Somber Cornellians fill Sage Chapel to memorialize students and faculty slain at Virginia Tech

Cornellians in Sage Chapel fell silent April 19 as the university organist struck the first notes of a prelude in a ceremony memorializing the 32 students and faculty at Virginia Tech University who had lost their lives three days earlier in a campus shooting by a Korean student, who subsequently killed himself.

Lighted candles and a vase of white lilies adorned the altar, and near a podium a poster titled "In Memory" displayed photos of students walking across the Virginia Tech campus. As midday light streamed through the stained-glass windows, the mourners prayed or reflected upon the April 16 shootings.

Kent Fuchs, dean of the College of Engineering, whose son Eric is a junior at Virginia Tech, closed his speech by reading a few words from his colleague, Virginia Tech Engineering Dean Richard Benson. "And we will never forget the friends that we lost," Fuchs quoted Benson. "As long as there is a Virginia Tech they will be remembered. They are more than friends.

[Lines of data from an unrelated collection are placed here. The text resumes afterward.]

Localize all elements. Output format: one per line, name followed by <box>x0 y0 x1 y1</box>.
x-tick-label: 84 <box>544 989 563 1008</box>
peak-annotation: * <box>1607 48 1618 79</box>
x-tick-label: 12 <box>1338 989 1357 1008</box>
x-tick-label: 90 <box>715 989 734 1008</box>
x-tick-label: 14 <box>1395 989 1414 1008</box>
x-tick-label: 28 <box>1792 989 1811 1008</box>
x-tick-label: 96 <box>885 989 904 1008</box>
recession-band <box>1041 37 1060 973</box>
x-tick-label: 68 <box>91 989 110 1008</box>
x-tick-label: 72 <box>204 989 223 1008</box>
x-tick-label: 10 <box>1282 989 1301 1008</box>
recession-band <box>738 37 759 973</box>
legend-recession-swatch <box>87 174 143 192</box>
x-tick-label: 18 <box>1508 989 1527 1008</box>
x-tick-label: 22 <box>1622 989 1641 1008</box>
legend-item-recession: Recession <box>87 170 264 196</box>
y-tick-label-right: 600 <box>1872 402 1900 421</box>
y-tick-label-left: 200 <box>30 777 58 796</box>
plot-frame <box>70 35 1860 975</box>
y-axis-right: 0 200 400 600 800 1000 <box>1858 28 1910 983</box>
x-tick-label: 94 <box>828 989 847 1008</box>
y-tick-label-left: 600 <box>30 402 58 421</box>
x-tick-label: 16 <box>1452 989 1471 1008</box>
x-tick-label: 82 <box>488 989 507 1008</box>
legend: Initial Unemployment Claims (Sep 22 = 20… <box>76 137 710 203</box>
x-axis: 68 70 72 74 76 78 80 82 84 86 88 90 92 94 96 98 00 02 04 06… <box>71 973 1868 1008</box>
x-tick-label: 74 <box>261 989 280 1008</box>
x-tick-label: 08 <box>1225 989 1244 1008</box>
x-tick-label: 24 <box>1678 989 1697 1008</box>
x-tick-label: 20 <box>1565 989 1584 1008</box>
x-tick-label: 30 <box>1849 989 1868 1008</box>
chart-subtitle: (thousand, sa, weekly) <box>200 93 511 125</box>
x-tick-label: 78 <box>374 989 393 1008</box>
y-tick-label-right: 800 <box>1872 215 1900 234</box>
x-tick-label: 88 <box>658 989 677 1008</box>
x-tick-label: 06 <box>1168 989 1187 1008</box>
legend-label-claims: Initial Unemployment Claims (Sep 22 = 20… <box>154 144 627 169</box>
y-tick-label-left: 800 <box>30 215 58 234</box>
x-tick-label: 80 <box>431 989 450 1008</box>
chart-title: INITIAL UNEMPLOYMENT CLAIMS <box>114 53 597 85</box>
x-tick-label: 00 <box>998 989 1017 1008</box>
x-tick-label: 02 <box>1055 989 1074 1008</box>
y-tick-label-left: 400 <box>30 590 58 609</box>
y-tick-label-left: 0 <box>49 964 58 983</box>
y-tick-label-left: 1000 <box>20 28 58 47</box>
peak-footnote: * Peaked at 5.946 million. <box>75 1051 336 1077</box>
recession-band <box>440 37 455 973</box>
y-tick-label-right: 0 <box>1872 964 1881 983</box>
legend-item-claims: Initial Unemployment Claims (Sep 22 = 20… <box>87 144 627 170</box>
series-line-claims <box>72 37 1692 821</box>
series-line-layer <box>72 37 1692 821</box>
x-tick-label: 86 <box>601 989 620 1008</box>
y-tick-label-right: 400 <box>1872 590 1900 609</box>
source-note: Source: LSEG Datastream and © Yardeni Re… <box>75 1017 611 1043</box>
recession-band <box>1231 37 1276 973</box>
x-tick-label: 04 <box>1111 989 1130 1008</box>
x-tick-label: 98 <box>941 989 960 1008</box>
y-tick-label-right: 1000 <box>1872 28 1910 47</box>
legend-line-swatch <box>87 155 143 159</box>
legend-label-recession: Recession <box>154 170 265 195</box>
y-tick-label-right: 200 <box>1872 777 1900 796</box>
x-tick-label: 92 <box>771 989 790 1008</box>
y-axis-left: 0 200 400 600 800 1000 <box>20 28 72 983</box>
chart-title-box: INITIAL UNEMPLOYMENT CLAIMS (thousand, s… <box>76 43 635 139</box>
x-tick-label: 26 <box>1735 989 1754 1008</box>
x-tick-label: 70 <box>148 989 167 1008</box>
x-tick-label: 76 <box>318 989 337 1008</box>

They are family." Fuchs also noted that he was at a meeting with Benson when the shootings occurred.

"We are one," said Cornell President David Skorton. "We are one community, one people, one planet. We are here today to affirm that oneness ... We are here to bear witness to the passing of the 33 members of our family at Virginia Tech University who have met an untimely and terrible fate."

And, he said, "We are here for all of those who are gone, for all 33. We are here for the 32 who have passed from the immediate to another place, not by their own choice. We are also here for the one who has also passed."

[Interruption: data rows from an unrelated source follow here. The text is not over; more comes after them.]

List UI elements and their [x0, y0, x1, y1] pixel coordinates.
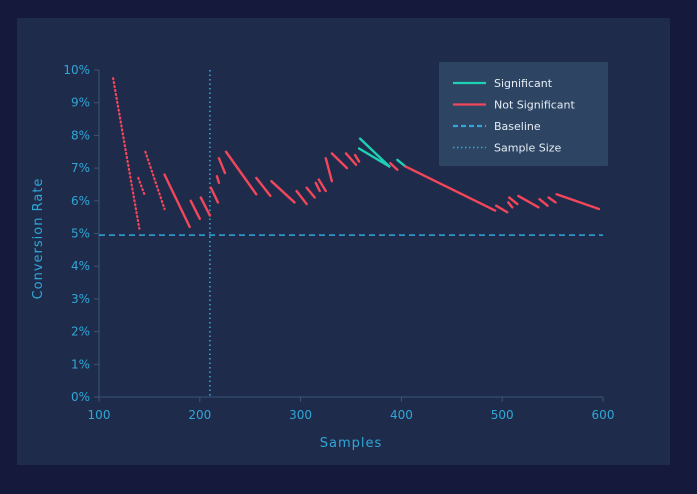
not-significant-segment [507, 201, 514, 209]
significant-segment [396, 158, 407, 168]
axes: 0% 1% 2% 3% 4% 5% 6% 7% 8% 9% 10% 100 200 300 400 500 60… [31, 63, 614, 451]
not-significant-segment [209, 186, 220, 204]
legend-label: Baseline [494, 120, 541, 133]
not-significant-segment [255, 176, 272, 198]
y-tick-label: 7% [71, 161, 90, 175]
x-tick-label: 400 [390, 408, 413, 422]
y-tick-label: 2% [71, 325, 90, 339]
not-significant-segment [404, 165, 497, 212]
y-tick-label: 9% [71, 96, 90, 110]
not-significant-segment [508, 196, 519, 206]
not-significant-segment [353, 153, 361, 163]
legend-label: Not Significant [494, 99, 576, 112]
x-tick-label: 500 [491, 408, 514, 422]
not-significant-segment [538, 197, 549, 207]
not-significant-segment [517, 194, 540, 209]
y-tick-label: 5% [71, 227, 90, 241]
x-tick-label: 200 [188, 408, 211, 422]
conversion-chart: 0% 1% 2% 3% 4% 5% 6% 7% 8% 9% 10% 100 200 300 400 500 60… [31, 62, 614, 451]
not-significant-segment [330, 152, 349, 170]
not-significant-segment [344, 152, 358, 167]
not-significant-segment [317, 178, 327, 193]
y-tick-label: 1% [71, 357, 90, 371]
not-significant-segment [494, 204, 509, 214]
y-tick-label: 10% [63, 63, 90, 77]
significant-segment [357, 147, 391, 168]
x-tick-label: 300 [289, 408, 312, 422]
x-axis-title: Samples [320, 436, 383, 451]
not-significant-segment [189, 199, 202, 220]
series-lines [112, 77, 601, 230]
not-significant-segment [224, 150, 258, 196]
not-significant-segment [324, 157, 334, 183]
not-significant-segment [389, 161, 399, 171]
not-significant-segment [217, 157, 227, 175]
y-axis-title: Conversion Rate [31, 178, 46, 300]
not-significant-segment [137, 176, 146, 196]
not-significant-segment [144, 150, 166, 211]
legend-label: Sample Size [494, 142, 562, 155]
y-tick-label: 0% [71, 390, 90, 404]
not-significant-segment [270, 179, 296, 204]
legend-label: Significant [494, 77, 553, 90]
reference-lines [99, 70, 603, 397]
y-tick-label: 8% [71, 128, 90, 142]
not-significant-segment [295, 189, 308, 206]
not-significant-segment [555, 193, 601, 211]
legend-box [439, 62, 608, 166]
not-significant-segment [112, 77, 141, 230]
not-significant-segment [215, 175, 221, 185]
not-significant-segment [163, 173, 191, 229]
not-significant-segment [314, 181, 321, 193]
x-tick-label: 100 [88, 408, 111, 422]
x-tick-label: 600 [592, 408, 615, 422]
not-significant-segment [305, 186, 316, 199]
y-tick-label: 6% [71, 194, 90, 208]
chart-panel: 0% 1% 2% 3% 4% 5% 6% 7% 8% 9% 10% 100 200 300 400 500 60… [17, 18, 670, 465]
significant-segment [358, 137, 391, 168]
not-significant-segment [547, 196, 557, 204]
not-significant-segment [199, 196, 212, 217]
y-tick-label: 4% [71, 259, 90, 273]
legend: Significant Not Significant Baseline Sample… [439, 62, 608, 166]
y-tick-label: 3% [71, 292, 90, 306]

He added that those present were there to "join with our friends in the Korean and Korean-American communities for we are all one family, most especially today we share the same sorrow and the same need for comfort and reassurance."

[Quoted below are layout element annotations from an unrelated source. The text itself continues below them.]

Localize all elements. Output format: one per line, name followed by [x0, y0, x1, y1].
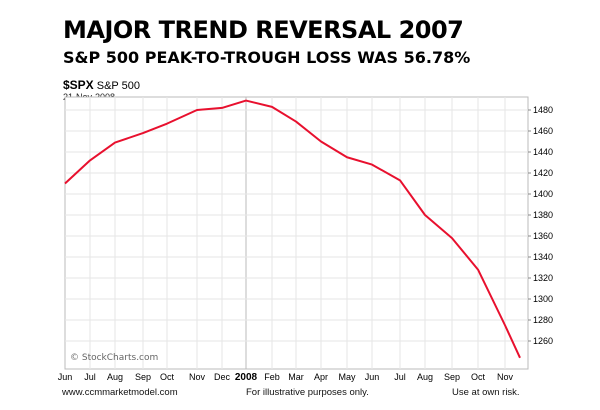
x-tick-label: Jun	[58, 372, 73, 382]
x-tick-label: Jun	[365, 372, 380, 382]
symbol: $SPX	[63, 78, 94, 92]
watermark: © StockCharts.com	[70, 353, 158, 363]
x-tick-label: Jul	[84, 372, 96, 382]
x-tick-label: Nov	[189, 372, 206, 382]
x-tick-label: Oct	[160, 372, 175, 382]
chart-title: MAJOR TREND REVERSAL 2007	[63, 16, 464, 44]
x-tick-label: Mar	[288, 372, 304, 382]
y-tick-label: 1260	[533, 336, 553, 346]
y-tick-label: 1480	[533, 105, 553, 115]
y-tick-label: 1360	[533, 231, 553, 241]
footer-website: www.ccmmarketmodel.com	[62, 387, 178, 398]
x-tick-label: Sep	[444, 372, 460, 382]
x-tick-label: Apr	[314, 372, 328, 382]
y-tick-label: 1300	[533, 294, 553, 304]
x-tick-label: 2008	[235, 372, 258, 383]
y-tick-label: 1320	[533, 273, 553, 283]
x-tick-label: Oct	[471, 372, 486, 382]
x-tick-label: Jul	[394, 372, 406, 382]
x-tick-label: Sep	[135, 372, 151, 382]
y-tick-label: 1460	[533, 126, 553, 136]
y-tick-label: 1380	[533, 210, 553, 220]
y-tick-label: 1420	[533, 168, 553, 178]
y-tick-label: 1440	[533, 147, 553, 157]
x-tick-label: Aug	[417, 372, 433, 382]
y-tick-label: 1400	[533, 189, 553, 199]
symbol-label: $SPX S&P 500	[63, 78, 140, 92]
footer-risk: Use at own risk.	[452, 387, 520, 398]
x-tick-label: May	[338, 372, 356, 382]
y-tick-label: 1340	[533, 252, 553, 262]
x-tick-label: Nov	[497, 372, 514, 382]
x-tick-label: Dec	[214, 372, 231, 382]
x-tick-label: Feb	[264, 372, 280, 382]
footer-disclaimer: For illustrative purposes only.	[246, 387, 369, 398]
chart-subtitle: S&P 500 PEAK-TO-TROUGH LOSS WAS 56.78%	[63, 48, 471, 67]
y-tick-label: 1280	[533, 315, 553, 325]
symbol-name: S&P 500	[96, 80, 140, 92]
x-tick-label: Aug	[107, 372, 123, 382]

Returning to the phrase, "We are one," throughout his elegy, Skorton ended by saying, "We will stay together, we will go forward together, we will never forget our loss. We are one."

Following Skorton's remarks, Rev. Heewon Chun, chaplain of the Korean Church at Cornell, delivered a moving rendition of "Panis Angelicus," César Franck's well-known hymn.

Cornell Provost Biddy Martin remarked that she watched the tragedy unfurl on local television while visiting her mother in southern Virginia and was struck by the dignity and humility of Virginia Tech students interviewed by the press. She said that they asked "that we not reduce their experience of their university by this horror," which is now referred to as the largest single shooting in U.S. history. Martin added that the students wished to keep intact their experience of Virginia Tech, in spite of their loss of friends and the loss of their "sense of safety and thrilling openness of a university campus."

Martin quoted Nikki Giovanni, the noted Virginia Tech poet and professor, who had spoken about the tragic events at a Virginia campus memorial, "'We will prevail ... but not by moving on, but by going straight through this loss and sense of grief together.'"

A minute of silence followed Martin's remarks.